7. Todd Frazier, 3B/OF: The 2007 supplemental first-rounder has always been a solid, if unspectacular, hitter on his way up the ladder, though he scuffled a bit in Triple-A in 2010. The real issue is finding a defensive home for him as he's largely blocked at third, outfield and at first, where he's also seen time. A future as a super-utility guy may be in the offing, where his offensive skills can be moved around from position to position.
8. Brad Boxberger, RHP: When Boxberger came out of the University of Southern California in 2009, there were questions about whether he'd be a starter or reliever long-term. Those still haven't been answered because he started well in the Carolina League but fell apart in Double-A as a reliever. He's got the power arm that might work well in short relief but the arsenal to be a starter if he can work out the kinks. He'll do that back in Double-A to start the year.
9. Juan Francisco, 3B: Francisco and Alonso make for a terrific corner-infield pair of blocked prospects. Francisco has outstanding power, though his overall hitting ability remains somewhat in question. His arm works well from third and he's played a little left field, but he, Alonso and even Frazier are all in the same boat.

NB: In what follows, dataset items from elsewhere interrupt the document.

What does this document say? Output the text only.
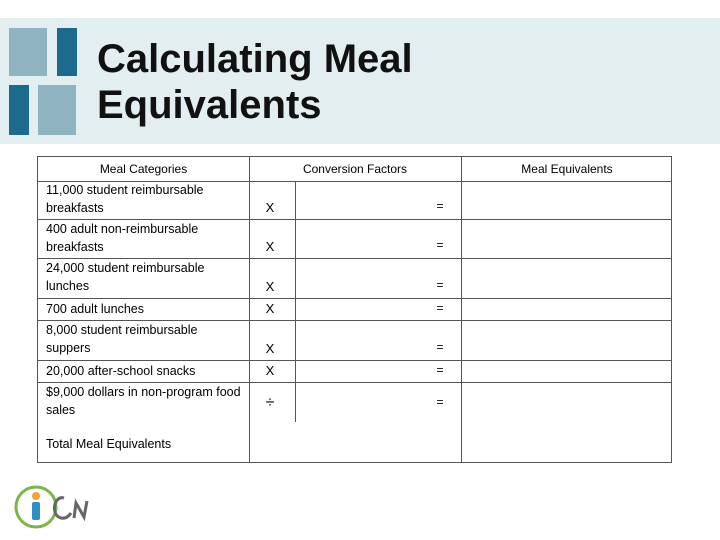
Calculating Meal
Equivalents
Meal Categories	Conversion Factors	Meal Equivalents
11,000 student reimbursable breakfasts	X	=
400 adult non-reimbursable breakfasts	X	=
24,000 student reimbursable lunches	X	=
700 adult lunches	X	=
8,000 student reimbursable suppers	X	=
20,000 after-school snacks	X	=
$9,000 dollars in non-program food sales	÷	=
Total Meal Equivalents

10. Zack Cozart, SS: Shortstops who can play the position, hit for some power and steal bases aren't exactly a dime a dozen. He may never hit for a high average, but his other skills should make up for that. Paul Janish and Edgar Renteria are in the way, but Cozart could force his way into that spot at some point this season.
Under the Radar
Matt Klinker, RHP: In 2009, Klinker pitched at three levels and seemed to get better as he went up the ladder. Last year, he started in Double-A, earning a promotion to Triple-A, where he hit a bit of a wall. Still, he topped the organization in wins and strikeouts while finishing sixth in ERA. Now 26, he did get a non-roster invite to camp and the 2007 15th-rounder will likely go back to Louisville, ready to help when called.
Dave Sappelt, OF: A guy who earns MLB.com's organizational hitter of the year honors shouldn't be under the radar, but the 2008 ninth-rounder still is. He played at three levels in 2010, finished with an astounding .342/.395/.507 line along with 25 steals. Then he hit well in the Arizona Fall League and Venezuela. He's been impressing as a non-roster invitee in camp this spring and could knock on the door very soon.
Hitter of the Year -- Billy Hamilton, 2B
The transition to full-season ball won't be too tough for the speedy leadoff hitter, who will challenge for the Minor League lead in stolen bases while also finishing on the leaderboard for average and on-base percentage.
Pitcher of the Year -- Brad Boxberger
Whether he stays in the rotation or finds a home in short relief, Boxberger will make adjustments and figure out Double-A hitters in 2011. He'll continue his 10.8 K/9 ratio and then some, all while limiting hits, be it in the rotation or closing games.